Dans une interview diffusée sur la chaîne Américaine CBS le premier Janvier 2023, la directrice générale du FMI, Kristalina Georgieva, a anticipé une année difficile pour l’économie mondiale, dont 1/3 devrait entrer en récession en 2023. Les trois principales économies – les États-Unis, l’Union Européenne et la Chine – ralentissent toutes simultanément. Si « les États-Unis sont en mesure d’éviter la récession », l’Union européenne a quant à elle été très durement touchée par le conflit Russo-Ukranien, la moitié de l’UE sera en récession.

Ces multiples « Ouragans » politiques, économiques et les remous sociaux dans une époque où l’hiatus entre les riches et les pauvres se creusent un peu partout sous l’effet des crises, comme l’a montré le rapport de l’ONG Oxfam où selon ses auteurs les inégalités économiques ont atteint des niveaux alarmants et proposent une taxation « platonique » des riches pour imposer les revenus et le capital des plus aisés et les incertitudes créèrent une fragmentation accrue aux niveaux mondial et national, comme il a souligné Klaus Schwab, Fondateur et Président exécutif du conseil d’administration du WEF, lors de la cérémonie d’ouverture du Forum.

Ainsi, au regard d’une « Coopération dans un monde fragmenté » pour reprendre l’intitulé de la 53éme édition du Forum de Davos 2023 qui reflète la réalité épineuse de la géopolitique mondiale, seule une coopération accrue peut épauler l’économie mondiale et chaque économie à surmonter la crise selon les propos même du fondateur et président exécutif du WEF, Klaus Schwab afin de freiner l’érosion de la confiance que connaît le monde.
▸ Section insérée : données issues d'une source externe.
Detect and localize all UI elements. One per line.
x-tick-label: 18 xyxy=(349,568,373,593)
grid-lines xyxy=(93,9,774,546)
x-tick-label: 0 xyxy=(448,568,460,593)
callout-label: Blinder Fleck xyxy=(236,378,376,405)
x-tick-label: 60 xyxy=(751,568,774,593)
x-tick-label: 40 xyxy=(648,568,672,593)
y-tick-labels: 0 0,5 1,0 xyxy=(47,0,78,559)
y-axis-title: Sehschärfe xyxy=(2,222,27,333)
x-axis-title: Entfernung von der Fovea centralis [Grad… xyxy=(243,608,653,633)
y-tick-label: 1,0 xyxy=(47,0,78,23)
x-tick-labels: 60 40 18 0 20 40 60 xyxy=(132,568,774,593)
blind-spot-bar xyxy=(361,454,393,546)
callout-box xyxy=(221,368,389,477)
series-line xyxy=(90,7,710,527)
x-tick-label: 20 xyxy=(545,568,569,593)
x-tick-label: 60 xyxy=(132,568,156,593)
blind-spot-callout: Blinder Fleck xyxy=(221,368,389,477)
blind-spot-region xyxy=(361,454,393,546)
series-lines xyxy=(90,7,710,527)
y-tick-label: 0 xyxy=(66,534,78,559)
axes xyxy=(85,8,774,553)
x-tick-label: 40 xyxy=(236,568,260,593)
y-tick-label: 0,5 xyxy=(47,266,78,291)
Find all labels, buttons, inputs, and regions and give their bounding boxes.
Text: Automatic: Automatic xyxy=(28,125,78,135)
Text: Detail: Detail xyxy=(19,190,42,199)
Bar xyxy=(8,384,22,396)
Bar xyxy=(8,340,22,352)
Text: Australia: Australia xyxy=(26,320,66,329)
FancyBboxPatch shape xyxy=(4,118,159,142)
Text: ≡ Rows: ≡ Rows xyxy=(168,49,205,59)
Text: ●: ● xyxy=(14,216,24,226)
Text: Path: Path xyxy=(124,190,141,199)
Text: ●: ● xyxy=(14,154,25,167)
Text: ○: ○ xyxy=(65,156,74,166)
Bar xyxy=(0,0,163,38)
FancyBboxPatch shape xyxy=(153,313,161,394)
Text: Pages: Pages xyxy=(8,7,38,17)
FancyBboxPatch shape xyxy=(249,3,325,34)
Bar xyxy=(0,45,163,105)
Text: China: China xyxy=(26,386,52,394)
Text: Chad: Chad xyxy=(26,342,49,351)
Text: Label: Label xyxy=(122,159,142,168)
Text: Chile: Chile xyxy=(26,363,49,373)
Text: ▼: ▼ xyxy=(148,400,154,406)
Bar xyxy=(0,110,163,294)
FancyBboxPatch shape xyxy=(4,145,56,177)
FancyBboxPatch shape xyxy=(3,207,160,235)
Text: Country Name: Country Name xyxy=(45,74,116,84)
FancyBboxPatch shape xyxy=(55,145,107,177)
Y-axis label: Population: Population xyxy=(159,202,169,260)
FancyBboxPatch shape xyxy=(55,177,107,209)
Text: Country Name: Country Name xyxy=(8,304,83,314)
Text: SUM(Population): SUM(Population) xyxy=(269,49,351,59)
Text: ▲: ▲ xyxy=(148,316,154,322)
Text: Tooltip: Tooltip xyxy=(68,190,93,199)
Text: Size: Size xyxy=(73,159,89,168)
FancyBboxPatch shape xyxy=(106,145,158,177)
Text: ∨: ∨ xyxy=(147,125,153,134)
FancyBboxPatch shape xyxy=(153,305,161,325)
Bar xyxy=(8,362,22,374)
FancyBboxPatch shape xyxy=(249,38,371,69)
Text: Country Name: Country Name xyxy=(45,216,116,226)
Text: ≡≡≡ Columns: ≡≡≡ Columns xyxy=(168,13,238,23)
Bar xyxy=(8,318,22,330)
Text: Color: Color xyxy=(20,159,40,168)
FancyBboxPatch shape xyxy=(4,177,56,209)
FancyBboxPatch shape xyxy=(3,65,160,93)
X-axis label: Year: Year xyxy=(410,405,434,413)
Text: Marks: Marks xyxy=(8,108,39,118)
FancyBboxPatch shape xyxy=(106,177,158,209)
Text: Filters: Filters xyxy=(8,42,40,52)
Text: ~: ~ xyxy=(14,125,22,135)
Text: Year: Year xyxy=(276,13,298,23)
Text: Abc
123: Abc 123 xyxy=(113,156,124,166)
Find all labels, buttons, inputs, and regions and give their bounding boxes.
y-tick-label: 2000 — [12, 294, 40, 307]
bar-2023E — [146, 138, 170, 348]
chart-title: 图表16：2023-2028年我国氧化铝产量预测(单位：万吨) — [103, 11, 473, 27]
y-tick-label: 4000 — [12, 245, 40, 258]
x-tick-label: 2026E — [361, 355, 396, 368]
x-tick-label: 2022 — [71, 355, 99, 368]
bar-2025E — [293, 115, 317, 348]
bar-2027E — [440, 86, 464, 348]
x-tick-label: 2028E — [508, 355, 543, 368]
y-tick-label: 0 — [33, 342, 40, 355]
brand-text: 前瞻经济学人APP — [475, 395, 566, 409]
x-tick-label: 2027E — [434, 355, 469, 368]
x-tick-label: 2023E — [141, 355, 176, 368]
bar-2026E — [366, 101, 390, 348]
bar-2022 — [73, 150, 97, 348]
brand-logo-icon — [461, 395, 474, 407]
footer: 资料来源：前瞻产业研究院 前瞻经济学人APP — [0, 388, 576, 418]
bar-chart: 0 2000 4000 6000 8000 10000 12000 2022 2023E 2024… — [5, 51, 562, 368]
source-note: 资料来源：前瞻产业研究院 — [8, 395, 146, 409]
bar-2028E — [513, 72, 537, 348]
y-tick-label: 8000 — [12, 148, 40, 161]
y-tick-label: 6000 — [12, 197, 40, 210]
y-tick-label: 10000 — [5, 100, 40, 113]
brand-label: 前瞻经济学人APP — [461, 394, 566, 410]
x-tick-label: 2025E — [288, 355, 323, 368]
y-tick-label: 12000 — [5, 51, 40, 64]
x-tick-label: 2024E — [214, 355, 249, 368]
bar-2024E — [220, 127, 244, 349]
En outre, sans une implication plus audacieux et énergique des prépotences économiques et  politiques c’est comme un coup d’épée dans l’eau pour réussir les transitions écologiques, économiques et sociales incontournables. Certes, l’on peut fulminer, protester, plaider pour une démondialisation à cor et à cri, les possesseurs des espaces économiques et politiques hégémonique ont grappillé surabondamment de capital, de know-how, de technologie pour qu’une nouvelle gouvernance mondiale et une plus répartition seyante des richesses se fasse avec les damnés de la mondialisation.

Cependant, face à une fragmentation que connait l’économie mondiale, et pour paraphraser Dani Rodrik : A la place de récriminer des espaces fermés et de plaider pour le protectionnisme et des mesures de représailles et de rétorsions économiques et commerciales,  nous devons reformater et réédifier un équilibre circonspect entre gouvernance nationale et gouvernance mondiale à travers des moyens initiateurs pour réconcilier les actuelles tendances inégalitaires de la géopolitique et des technologies avec la démocratie et l’inclusion sociale par une géopolitique mondiale pluraliste où les États-nations conservent décemment d’autonomie pour rebâtir leur propre contrat social et développer des stratégies économiques à la mesure de leurs besoins.